Multi-level Distance Metric Learning for Few-shot Spoken term classification

Conference: ICETIS 2022 - 7th International Conference on Electronic Technology and Information Science
01/21/2022 - 01/23/2022 at Harbin, China

Proceedings: ICETIS 2022

Pages: 6Language: englishTyp: PDF

Authors:
Wu, Yiqi; Ma, Zhongchen (School of Computer Science and Communication Engineering, Jiangsu University, Zhenjiang, Jiangsu, China)
Mao, Qirong (School of Computer Science and Communication Engineering, Jiangsu University, Zhenjiang, Jiangsu, China & Jiangsu Engineering Research Center of Big Data Ubiquitous Perception and Intelligent Agriculture Applications, Zhenjiang, Jiangsu, China)

Abstract:
Spoken term classification has attracted great attention of researchers because of its wide application in real life.

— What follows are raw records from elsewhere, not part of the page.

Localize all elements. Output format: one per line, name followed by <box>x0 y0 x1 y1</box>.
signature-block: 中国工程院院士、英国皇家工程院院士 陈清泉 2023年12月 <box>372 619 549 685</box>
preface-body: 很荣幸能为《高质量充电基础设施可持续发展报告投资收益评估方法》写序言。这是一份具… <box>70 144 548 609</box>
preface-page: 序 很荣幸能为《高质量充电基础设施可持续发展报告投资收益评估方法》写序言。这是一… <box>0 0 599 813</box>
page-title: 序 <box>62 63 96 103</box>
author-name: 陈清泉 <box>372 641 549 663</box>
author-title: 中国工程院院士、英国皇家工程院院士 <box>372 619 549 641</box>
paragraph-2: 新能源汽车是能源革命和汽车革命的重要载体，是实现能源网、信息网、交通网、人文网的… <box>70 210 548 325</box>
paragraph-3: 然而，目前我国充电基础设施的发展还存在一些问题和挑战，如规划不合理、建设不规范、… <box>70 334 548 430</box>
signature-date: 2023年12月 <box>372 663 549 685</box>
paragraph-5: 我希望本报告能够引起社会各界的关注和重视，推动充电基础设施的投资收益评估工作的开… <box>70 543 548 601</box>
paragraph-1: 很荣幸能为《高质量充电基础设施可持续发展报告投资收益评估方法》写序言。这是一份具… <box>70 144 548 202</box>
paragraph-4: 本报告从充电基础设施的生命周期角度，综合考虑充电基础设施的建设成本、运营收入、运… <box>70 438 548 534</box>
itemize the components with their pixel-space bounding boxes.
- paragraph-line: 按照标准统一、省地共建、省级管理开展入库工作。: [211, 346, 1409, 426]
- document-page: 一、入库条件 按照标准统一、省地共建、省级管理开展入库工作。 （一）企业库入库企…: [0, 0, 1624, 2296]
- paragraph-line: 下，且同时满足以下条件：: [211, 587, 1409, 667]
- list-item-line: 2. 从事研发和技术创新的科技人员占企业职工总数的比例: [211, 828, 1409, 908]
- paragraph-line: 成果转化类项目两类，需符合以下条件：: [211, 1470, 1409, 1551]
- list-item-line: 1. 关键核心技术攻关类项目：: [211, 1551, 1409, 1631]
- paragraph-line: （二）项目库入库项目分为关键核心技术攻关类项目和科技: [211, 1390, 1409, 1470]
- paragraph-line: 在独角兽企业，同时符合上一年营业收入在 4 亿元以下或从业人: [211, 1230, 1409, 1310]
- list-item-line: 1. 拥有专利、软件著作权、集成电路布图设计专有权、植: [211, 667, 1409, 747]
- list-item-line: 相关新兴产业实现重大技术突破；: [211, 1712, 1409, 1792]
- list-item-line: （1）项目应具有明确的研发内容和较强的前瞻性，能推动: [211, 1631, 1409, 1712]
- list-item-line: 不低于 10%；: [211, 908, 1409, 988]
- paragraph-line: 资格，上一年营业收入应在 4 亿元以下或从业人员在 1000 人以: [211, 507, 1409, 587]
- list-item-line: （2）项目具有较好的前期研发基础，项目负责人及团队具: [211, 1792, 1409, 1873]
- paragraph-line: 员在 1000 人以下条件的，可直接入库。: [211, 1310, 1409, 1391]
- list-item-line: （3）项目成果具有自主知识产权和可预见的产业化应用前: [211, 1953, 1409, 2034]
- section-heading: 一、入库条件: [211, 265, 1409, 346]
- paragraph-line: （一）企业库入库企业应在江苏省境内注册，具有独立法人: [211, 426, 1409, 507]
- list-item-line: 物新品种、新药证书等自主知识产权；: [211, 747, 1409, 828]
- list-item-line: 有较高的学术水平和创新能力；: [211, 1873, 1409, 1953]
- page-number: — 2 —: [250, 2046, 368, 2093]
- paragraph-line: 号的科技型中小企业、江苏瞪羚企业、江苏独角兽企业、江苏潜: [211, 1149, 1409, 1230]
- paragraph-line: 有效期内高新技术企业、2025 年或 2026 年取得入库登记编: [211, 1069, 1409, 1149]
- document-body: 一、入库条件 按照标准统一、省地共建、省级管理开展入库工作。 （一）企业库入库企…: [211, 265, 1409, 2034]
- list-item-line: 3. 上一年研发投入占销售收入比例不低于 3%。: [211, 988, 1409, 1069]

Traditional methods use a deep neural network trained with tremendous samples to classify a particular keyword which may not be applicable in case of insufficient samples and restrict the system from recognizing new or user-defined keywords. Few-shot learning algorithm is then applied to this speech task since it can use only a few examples to adapt to classifying new classes. Metric learning for few-shot learning aims to learn a metric in episode learning such that the distance between the positive pair of each episode is closed and the distance between the negative pair of each episode is far away. However, due to various pronunciation, speed or intonation, some spoken samples may be extremely dissimilar to its positive sample, but very similar to its negative sample, leading these samples to be ignored or overly influenced in metric learning. Therefore, to cope with this problem we propose a multi-level distance regularized metric learning method for few-shot spoken term classification. It explicitly disturbs a learning procedure by regularizing pairwise distances between embedding vectors into multiple levels. In this way, the degree of similarity between a pair can be fully utilized and the importance of each sample in metric learning is considered in a balanced manner. Multi-level Distance Regularization with simple Prototypical Network achieves the state-of-the-art performance in benchmark dataset: Google Speech Commands dataset.